Depth First Traversal on BeautifulSoup Parse Tree

Ian Burris picture Ian Burris · Jan 27, 2011 · Viewed 11.3k times · Source

Is there a way to do a DFT on a BeautifulSoup parse tree? I'm trying to do something like starting at the root, usually , get all the child elements and then for each child element get their children, etc until I hit a terminal node at which point I'll build my way back up the tree. Problem is I can't seem to find a method that will allow me to do this. I found the findChildren method but that seems to just put the entire page in a list multiple times with each subsequent entry getting reduced. I might be able to use this to do a traversal however other than the last entry in the list it doesn't appear there is any way to identify entries as terminal nodes or not.
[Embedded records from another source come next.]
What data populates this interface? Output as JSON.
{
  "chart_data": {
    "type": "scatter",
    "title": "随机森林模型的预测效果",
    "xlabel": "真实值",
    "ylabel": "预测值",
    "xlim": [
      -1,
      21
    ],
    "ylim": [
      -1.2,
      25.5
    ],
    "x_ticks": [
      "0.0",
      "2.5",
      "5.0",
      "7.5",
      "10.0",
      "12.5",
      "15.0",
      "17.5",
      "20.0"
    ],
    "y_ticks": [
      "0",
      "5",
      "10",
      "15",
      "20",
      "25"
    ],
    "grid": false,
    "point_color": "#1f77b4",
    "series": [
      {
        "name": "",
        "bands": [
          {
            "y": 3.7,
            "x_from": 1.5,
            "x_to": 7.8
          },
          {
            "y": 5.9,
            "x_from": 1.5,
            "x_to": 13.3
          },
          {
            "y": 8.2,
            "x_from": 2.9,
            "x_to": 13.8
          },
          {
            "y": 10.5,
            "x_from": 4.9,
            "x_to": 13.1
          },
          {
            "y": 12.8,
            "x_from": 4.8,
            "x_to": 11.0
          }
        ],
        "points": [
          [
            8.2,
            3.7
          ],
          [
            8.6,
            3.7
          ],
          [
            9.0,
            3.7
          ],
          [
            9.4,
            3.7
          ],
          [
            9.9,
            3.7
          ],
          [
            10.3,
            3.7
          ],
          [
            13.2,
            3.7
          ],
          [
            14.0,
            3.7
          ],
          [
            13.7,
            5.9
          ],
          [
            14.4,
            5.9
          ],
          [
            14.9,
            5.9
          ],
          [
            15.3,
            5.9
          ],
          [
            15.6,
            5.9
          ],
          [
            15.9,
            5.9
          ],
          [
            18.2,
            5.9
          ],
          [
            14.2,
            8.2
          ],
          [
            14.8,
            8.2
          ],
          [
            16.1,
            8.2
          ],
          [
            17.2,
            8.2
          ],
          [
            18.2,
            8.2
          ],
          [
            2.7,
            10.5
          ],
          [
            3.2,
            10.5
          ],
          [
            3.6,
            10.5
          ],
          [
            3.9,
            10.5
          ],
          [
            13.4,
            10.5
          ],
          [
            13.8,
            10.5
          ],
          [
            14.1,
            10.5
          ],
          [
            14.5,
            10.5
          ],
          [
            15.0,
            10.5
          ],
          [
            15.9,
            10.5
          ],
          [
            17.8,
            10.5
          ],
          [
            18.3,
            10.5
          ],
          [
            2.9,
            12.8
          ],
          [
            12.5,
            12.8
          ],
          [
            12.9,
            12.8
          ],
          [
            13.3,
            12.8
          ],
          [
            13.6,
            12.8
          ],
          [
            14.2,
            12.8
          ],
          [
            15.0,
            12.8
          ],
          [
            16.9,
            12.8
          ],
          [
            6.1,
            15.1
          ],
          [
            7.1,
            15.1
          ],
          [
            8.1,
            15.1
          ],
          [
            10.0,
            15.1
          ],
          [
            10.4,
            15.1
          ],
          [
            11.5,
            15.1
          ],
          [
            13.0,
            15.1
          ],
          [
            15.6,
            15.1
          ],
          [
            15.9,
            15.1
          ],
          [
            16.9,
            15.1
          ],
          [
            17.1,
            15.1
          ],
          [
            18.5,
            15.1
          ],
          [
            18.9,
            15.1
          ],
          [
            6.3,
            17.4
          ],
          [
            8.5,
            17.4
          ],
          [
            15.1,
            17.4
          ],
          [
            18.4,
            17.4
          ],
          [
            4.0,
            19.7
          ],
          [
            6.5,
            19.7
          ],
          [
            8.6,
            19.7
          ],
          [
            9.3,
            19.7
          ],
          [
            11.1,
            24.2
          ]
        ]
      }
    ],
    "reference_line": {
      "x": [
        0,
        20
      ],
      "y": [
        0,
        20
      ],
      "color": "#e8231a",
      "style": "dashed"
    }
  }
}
Any ideas?

Answer

jfs picture jfs · Jan 27, 2011

mytag.find_all() already does that:

If you call mytag.find_all(), Beautiful Soup will examine all the descendants of mytag: its children, its children’s children, and so on

from bs4 import BeautifulSoup  # pip install beautifulsoup4

soup = BeautifulSoup("""<!doctype html>
<div id=a>A
  <div id=1>A1</div>
  <div id=2>A2</div>
</div>
<div id=b>B
  <div id=I>BI</div>
  <div id=II>BII</div>
</div>
""")

for div in soup.find_all("div", recursive=True):
    print(div.get('id'))

Output

a
1
2
b
I
II

The output confirms that, it is a depth first traversal.


Old Beautiful Soup 3 answer:

recursiveChildGenerator() already does that:

soup = BeautifulSoup.BeautifulSoup(html)
for child in soup.recursiveChildGenerator():
     name = getattr(child, "name", None)
     if name is not None:
         print name
     elif not child.isspace(): # leaf node, don't print spaces
         print child

Output

For the html from @msalvadores's answer:

html
ul
li
Lorem ipsum dolor sit amet, consectetuer adipiscing elit.
li
Aliquam tincidunt mauris eu risus.
li
Vestibulum auctor dapibus neque.
html

NOTE: html is printed twice due to the example contains two opening <html> tags.